I figured it was time to share my current template again, as much has changed since Logstash 1.2. Among the changes include:
- doc_values everywhere applicable
- Defaults for all numeric types, using doc_values
- Proper mapping for the raw sub-field
- Leaving the message field analyzed, and with no raw sub-field
- Added ip, latitude, and longitude fields to the geoip mapping, using doc_values
If you couldn’t tell, I’m crazy about doc_values. Using doc_values (where permitted) prevents your elasticsearch java heap size from growing out of control when performing large aggregations—for example, a months worth of data with Kibana—with very little upfront cost in additional storage.
This is mostly generic, but it does have a few things which are specific to my use case (like the Nginx entry). Feel free to adapt to your needs.
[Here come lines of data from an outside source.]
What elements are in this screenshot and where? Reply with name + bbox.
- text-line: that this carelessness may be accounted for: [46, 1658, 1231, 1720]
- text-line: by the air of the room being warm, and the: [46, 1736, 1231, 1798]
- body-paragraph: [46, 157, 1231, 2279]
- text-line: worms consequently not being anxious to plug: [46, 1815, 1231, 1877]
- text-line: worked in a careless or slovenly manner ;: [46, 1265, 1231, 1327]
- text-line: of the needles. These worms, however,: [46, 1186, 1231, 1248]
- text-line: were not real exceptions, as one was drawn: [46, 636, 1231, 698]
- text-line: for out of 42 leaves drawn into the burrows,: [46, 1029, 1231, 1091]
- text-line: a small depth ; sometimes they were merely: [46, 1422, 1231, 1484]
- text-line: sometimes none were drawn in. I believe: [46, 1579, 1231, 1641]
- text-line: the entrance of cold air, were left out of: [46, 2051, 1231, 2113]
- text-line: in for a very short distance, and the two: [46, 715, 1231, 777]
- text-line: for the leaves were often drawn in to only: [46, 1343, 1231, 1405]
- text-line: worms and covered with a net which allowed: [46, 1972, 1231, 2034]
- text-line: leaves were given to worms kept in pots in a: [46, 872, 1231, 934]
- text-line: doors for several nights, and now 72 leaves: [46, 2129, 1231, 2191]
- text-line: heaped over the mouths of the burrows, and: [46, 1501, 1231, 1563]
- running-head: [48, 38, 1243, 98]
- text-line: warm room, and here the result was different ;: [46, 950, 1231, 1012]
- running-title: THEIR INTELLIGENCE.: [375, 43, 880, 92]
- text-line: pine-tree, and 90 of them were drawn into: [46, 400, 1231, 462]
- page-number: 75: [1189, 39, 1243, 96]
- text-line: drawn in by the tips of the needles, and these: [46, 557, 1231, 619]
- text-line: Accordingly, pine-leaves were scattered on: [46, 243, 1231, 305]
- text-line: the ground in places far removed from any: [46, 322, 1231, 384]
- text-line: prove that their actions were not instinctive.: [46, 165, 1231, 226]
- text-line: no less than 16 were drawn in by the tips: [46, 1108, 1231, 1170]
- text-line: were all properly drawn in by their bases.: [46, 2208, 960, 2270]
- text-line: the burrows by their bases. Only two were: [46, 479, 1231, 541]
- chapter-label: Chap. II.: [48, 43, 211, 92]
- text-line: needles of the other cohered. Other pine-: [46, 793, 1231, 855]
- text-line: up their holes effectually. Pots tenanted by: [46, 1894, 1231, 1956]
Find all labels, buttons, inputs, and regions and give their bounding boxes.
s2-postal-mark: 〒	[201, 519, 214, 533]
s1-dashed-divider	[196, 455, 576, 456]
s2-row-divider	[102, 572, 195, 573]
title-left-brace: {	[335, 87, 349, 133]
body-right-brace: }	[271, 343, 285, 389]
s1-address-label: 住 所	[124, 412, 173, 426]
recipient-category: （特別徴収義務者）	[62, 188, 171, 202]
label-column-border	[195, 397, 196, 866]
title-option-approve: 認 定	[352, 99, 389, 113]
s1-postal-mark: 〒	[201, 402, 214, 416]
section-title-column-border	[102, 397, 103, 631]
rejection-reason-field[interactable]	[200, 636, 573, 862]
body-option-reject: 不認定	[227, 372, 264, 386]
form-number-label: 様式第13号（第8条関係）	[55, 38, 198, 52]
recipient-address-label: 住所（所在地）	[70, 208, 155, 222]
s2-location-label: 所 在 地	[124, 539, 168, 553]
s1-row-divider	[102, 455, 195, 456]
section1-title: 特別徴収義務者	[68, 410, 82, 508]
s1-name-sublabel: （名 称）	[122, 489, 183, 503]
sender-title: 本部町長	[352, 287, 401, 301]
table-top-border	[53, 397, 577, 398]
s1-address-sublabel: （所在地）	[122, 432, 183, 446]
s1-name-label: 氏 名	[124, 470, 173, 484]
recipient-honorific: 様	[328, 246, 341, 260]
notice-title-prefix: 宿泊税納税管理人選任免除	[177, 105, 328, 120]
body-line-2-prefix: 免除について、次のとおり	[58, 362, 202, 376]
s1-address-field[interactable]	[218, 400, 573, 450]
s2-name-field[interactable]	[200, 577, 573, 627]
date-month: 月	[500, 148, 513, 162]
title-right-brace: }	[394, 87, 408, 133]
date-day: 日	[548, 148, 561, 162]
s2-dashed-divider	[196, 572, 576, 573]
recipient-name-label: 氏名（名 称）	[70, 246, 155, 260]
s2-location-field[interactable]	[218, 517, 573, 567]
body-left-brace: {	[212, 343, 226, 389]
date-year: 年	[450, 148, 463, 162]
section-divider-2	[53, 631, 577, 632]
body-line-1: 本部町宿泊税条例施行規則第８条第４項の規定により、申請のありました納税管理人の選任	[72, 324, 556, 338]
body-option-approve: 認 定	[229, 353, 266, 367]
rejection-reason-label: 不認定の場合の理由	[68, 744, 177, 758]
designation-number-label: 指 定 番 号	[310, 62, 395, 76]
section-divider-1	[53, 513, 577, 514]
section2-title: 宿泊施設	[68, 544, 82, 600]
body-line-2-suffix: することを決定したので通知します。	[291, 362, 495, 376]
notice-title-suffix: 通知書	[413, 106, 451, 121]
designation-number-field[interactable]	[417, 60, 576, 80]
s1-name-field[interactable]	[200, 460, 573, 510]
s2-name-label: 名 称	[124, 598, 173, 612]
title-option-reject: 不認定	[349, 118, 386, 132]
{ "template" : "logstash-*", "settings" : { "index.refresh_interval" : "5s" }, "mappings" : { "_default_" : { "_all" : {"enabled" : true, "omit_norms" : true}, "dynamic_templates" : [ { "message_field" : { "match" : "message", "match_mapping_type" : "string", "mapping" : { "type" : "string", "index" : "analyzed", "omit_norms" : true } } }, { "string_fields" : { "match" : "*", "match_mapping_type" : "string", "mapping" : { "type" : "string", "index" : "analyzed", "omit_norms" : true, "fields" : { "raw" : {"type": "string", "index" : "not_analyzed", "doc_values" : true, "ignore_above" : 256} } } } }, { "float_fields" : { "match" : "*", "match_mapping_type" : "float", "mapping" : { "type" : "float", "doc_values" : true } } }, { "double_fields" : { "match" : "*", "match_mapping_type" : "double", "mapping" : { "type" : "double", "doc_values" : true } } }, { "byte_fields" : { "match" : "*", "match_mapping_type" : "byte", "mapping" : { "type" : "byte", "doc_values" : true } } }, { "short_fields" : { "match" : "*", "match_mapping_type" : "short", "mapping" : { "type" : "short", "doc_values" : true } } }, { "integer_fields" : { "match" : "*", "match_mapping_type" : "integer", "mapping" : { "type" : "integer", "doc_values" : true } } }, { "long_fields" : { "match" : "*", "match_mapping_type" : "long", "mapping" : { "type" : "long", "doc_values" : true } } }, { "date_fields" : { "match" : "*", "match_mapping_type" : "date", "mapping" : { "type" : "date", "doc_values" : true } } } ], "properties" : { "@timestamp": { "type": "date", "doc_values" : true }, "@version": { "type": "string", "index": "not_analyzed", "doc_values" : true }, "clientip": { "type": "ip", "doc_values" : true }, "geoip" : { "type" : "object", "dynamic": true, "properties" : { "ip": { "type": "ip", "doc_values" : true }, "location" : { "type" : "geo_point", "doc_values" : true }, "latitude" : { "type" : "float", "doc_values" : true }, "longitude" : { "type" : "float", "doc_values" : true } } } } }, "nginx_json" : { "properties" : { "duration" : { "type" : "float", "doc_values" : true }, "status" : { "type" : "short", "doc_values" : true } } } } }
You can also find this in a GitHub gist.
Feel free to add any suggestions, or adaptations you may have used in the comments below!
Would be cool to have a “logstash config builder” type site where you can tick boxes to say what you want it to do or what use cases to cover and it outputs a working logstash config. This might already exist, I haven’t even looked.